You've only got seconds to get and keep the audience's attention.

Keep all features short and make sure they're created in easy-to-understand language.

Don’t make it to text heavy. Ensure that scene has enough negative space for you to add that text in without looking too crowded.

Don’t overwhelm the reader in text where they are taken away from the visuals.   It may sound like a minute detail, but if this one shot is why you’re doing the video in the first place, it’s important to map out these details ahead of time.

Using more words than necessary weakens your video, as does using overly complex words. The best advice is to keep your videos short, simple and direct.

After the first draft, go through your script again and cut, cut, cut! Make sure that every word serves a purpose and look out for these killers:

  • Long words: If there’s a simple way to say it then reword it.

  • Too much information: More Information is not always better.  If it seems like a certain detail doesn’t add much to the story, cut it, and move on.

WORD COUNT TIMINGS

MAXIMUM WORDS/SECONDS

23 words - 10 seconds

35 words - 15 seconds

70 words - 30 seconds

140 words - 60 seconds

 

Choose a visual style:

The visual style of your video can come to life in many different ways, but here are some general ideas for how it can be done:

  • Animated — illustrated (or “cartoon-like”) in style and brought to life through animation (2D, 3D, etc).

  • Real people — as in actors who play out the characters you’ve created; this may or may not include dialogue (depends on your script).

  • B-roll —supplemental or alternative footage typically used in-between “main shots” or used as background, action, or flashback-style scenes.

  • Stock — the stock video you can purchase to create your story (usually used sparingly, versus the entire video being stock).

  • Live-action — combining real-life footage with elements of animation or special effects.

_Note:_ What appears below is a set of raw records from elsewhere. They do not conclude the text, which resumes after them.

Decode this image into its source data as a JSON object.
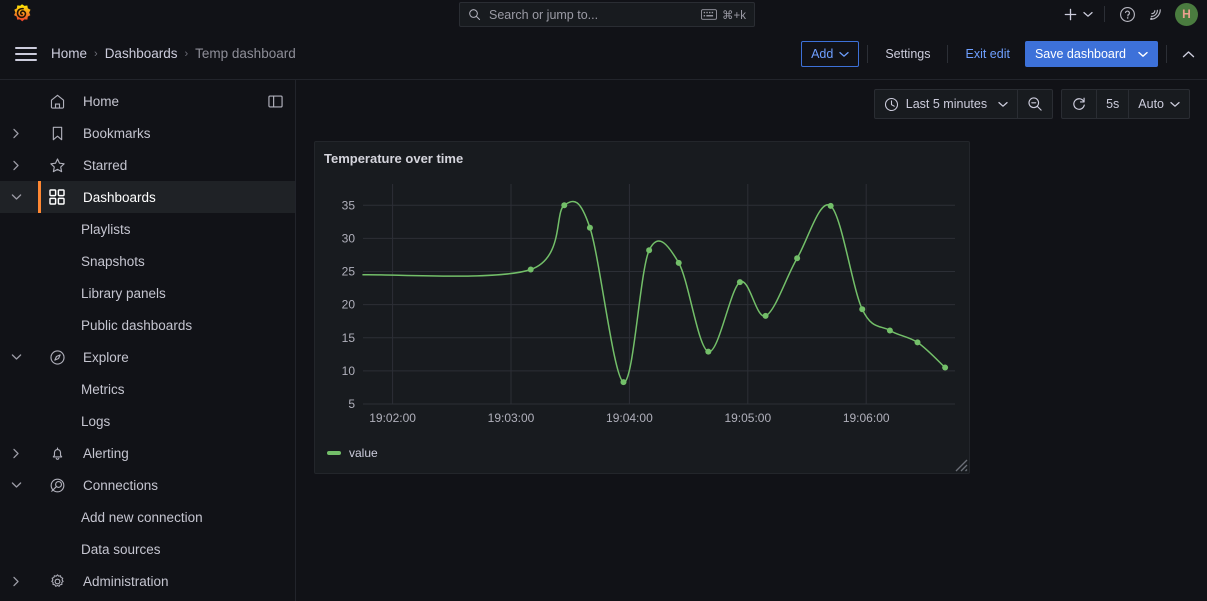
{
  "app": {
    "logo_icon": "grafana-logo"
  },
  "topbar": {
    "search": {
      "placeholder": "Search or jump to...",
      "icon": "search-icon",
      "keyboard_icon": "keyboard-icon",
      "shortcut": "⌘+k"
    },
    "actions": {
      "add_icon": "plus-icon",
      "add_chevron_icon": "chevron-down-icon",
      "help_icon": "help-circle-icon",
      "news_icon": "rss-feed-icon",
      "avatar_icon": "user-avatar",
      "avatar_initial": "H"
    }
  },
  "navbar": {
    "menu_icon": "hamburger-menu-icon",
    "breadcrumbs": [
      {
        "label": "Home"
      },
      {
        "label": "Dashboards"
      },
      {
        "label": "Temp dashboard"
      }
    ],
    "separator": "›",
    "actions": {
      "add_label": "Add",
      "add_chevron_icon": "chevron-down-icon",
      "settings_label": "Settings",
      "exit_edit_label": "Exit edit",
      "save_label": "Save dashboard",
      "save_chevron_icon": "chevron-down-icon",
      "collapse_icon": "chevron-up-icon"
    }
  },
  "sidebar": {
    "dock_icon": "dock-menu-icon",
    "items": [
      {
        "label": "Home",
        "icon": "home-icon",
        "chevron": "",
        "level": 0,
        "active": false,
        "has_dock": true
      },
      {
        "label": "Bookmarks",
        "icon": "bookmark-icon",
        "chevron": "right",
        "level": 0,
        "active": false
      },
      {
        "label": "Starred",
        "icon": "star-icon",
        "chevron": "right",
        "level": 0,
        "active": false
      },
      {
        "label": "Dashboards",
        "icon": "grid-icon",
        "chevron": "down",
        "level": 0,
        "active": true
      },
      {
        "label": "Playlists",
        "icon": "",
        "chevron": "",
        "level": 1,
        "active": false
      },
      {
        "label": "Snapshots",
        "icon": "",
        "chevron": "",
        "level": 1,
        "active": false
      },
      {
        "label": "Library panels",
        "icon": "",
        "chevron": "",
        "level": 1,
        "active": false
      },
      {
        "label": "Public dashboards",
        "icon": "",
        "chevron": "",
        "level": 1,
        "active": false
      },
      {
        "label": "Explore",
        "icon": "compass-icon",
        "chevron": "down",
        "level": 0,
        "active": false
      },
      {
        "label": "Metrics",
        "icon": "",
        "chevron": "",
        "level": 1,
        "active": false
      },
      {
        "label": "Logs",
        "icon": "",
        "chevron": "",
        "level": 1,
        "active": false
      },
      {
        "label": "Alerting",
        "icon": "bell-icon",
        "chevron": "right",
        "level": 0,
        "active": false
      },
      {
        "label": "Connections",
        "icon": "connections-icon",
        "chevron": "down",
        "level": 0,
        "active": false
      },
      {
        "label": "Add new connection",
        "icon": "",
        "chevron": "",
        "level": 1,
        "active": false
      },
      {
        "label": "Data sources",
        "icon": "",
        "chevron": "",
        "level": 1,
        "active": false
      },
      {
        "label": "Administration",
        "icon": "gear-icon",
        "chevron": "right",
        "level": 0,
        "active": false
      }
    ]
  },
  "timebar": {
    "clock_icon": "clock-icon",
    "range_label": "Last 5 minutes",
    "range_chevron_icon": "chevron-down-icon",
    "zoom_out_icon": "zoom-out-icon",
    "refresh_icon": "refresh-icon",
    "refresh_interval": "5s",
    "resolution_label": "Auto",
    "resolution_chevron_icon": "chevron-down-icon"
  },
  "panel": {
    "title": "Temperature over time",
    "resize_handle_icon": "resize-handle-icon"
  },
  "colors": {
    "series": "#73bf69",
    "accent_blue": "#3d71d9",
    "accent_orange": "#ff8833",
    "panel_bg": "#181b1f",
    "page_bg": "#111217",
    "text": "#ccccdc"
  },
  "chart_data": {
    "type": "line",
    "title": "Temperature over time",
    "xlabel": "",
    "ylabel": "",
    "ylim": [
      5,
      37
    ],
    "yticks": [
      5,
      10,
      15,
      20,
      25,
      30,
      35
    ],
    "xticks": [
      "19:02:00",
      "19:03:00",
      "19:04:00",
      "19:05:00",
      "19:06:00"
    ],
    "xlim": [
      "19:01:45",
      "19:06:45"
    ],
    "grid": true,
    "legend": {
      "position": "bottom-left",
      "entries": [
        "value"
      ]
    },
    "series": [
      {
        "name": "value",
        "color": "#73bf69",
        "show_points": true,
        "x": [
          "19:01:45",
          "19:03:10",
          "19:03:27",
          "19:03:40",
          "19:03:57",
          "19:04:10",
          "19:04:25",
          "19:04:40",
          "19:04:56",
          "19:05:09",
          "19:05:25",
          "19:05:42",
          "19:05:58",
          "19:06:12",
          "19:06:26",
          "19:06:40"
        ],
        "values": [
          24.5,
          25.3,
          35.0,
          31.6,
          8.3,
          28.2,
          26.3,
          12.9,
          23.4,
          18.3,
          27.0,
          34.9,
          19.3,
          16.1,
          14.3,
          10.5
        ],
        "first_point_marker": false
      }
    ]
  }
}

  • Screencast — a digital recording of a computer screen often containing movement, audio, or some type of demonstration.

  • Whiteboard — This is similar to a screencast, except imagine a hand holding a marker as it writes on a whiteboard (it can be any type of writing instrument/writing medium). This is usually used to write out a message (leading the story with visual text), create drawings, etc.

  • Phone/tablet/app — again, this is sort of similar to screencast, but you’re showing something specific on the device (like a scrolling website, an action like clicking an icon, etc)

What Tone Would You Like the Video and Presenter to Use?

Below are some various tones you can explore for your concept and creative direction:

  • Dramatic — moves you emotionally. Example: P&G Olympics commercial

  • Straightforward/informative — clear and concise. Example: gumroad

  • Conversational—casual and authentic. Example: Glossier “get ready with me” video

  • Urgent— urges you to take action, like now. Example: Macy’s holiday sale

  • Fun/playful —uses fun creative devices (like anthropomorphism, for example). Example: Slack

  • Humorous — comedic; makes you laugh or smile. Example: Old Spice

  • Quirky — use peculiarity or the unexpected to drive home a point. Example: Zazzle

  • Cutesy— something that makes you go, “awww!”. Example: Cheerios

  • Entertaining — aims to inform and entertain. Super Bowl ads typically fall under this category. Example: Nerd Skin Care

  • Inspirational —use inspiration to drive action (manifestos are typically done in this style). Example: Squarespace

  • Artsy /hip/cool— feels youthful, stylish, trendy, etc. Example: Converse

  • Luxurious — shiny, fancy, flashy, sexy, rich. Think luxe car commercials, high-end hotel chains, etc. Example: Vegas Hotel commercial

 

Call-to-Action:

What are the “takeaways” of the video…what should viewers learn from watching it? What do we want viewers to do after they’ve watched the video?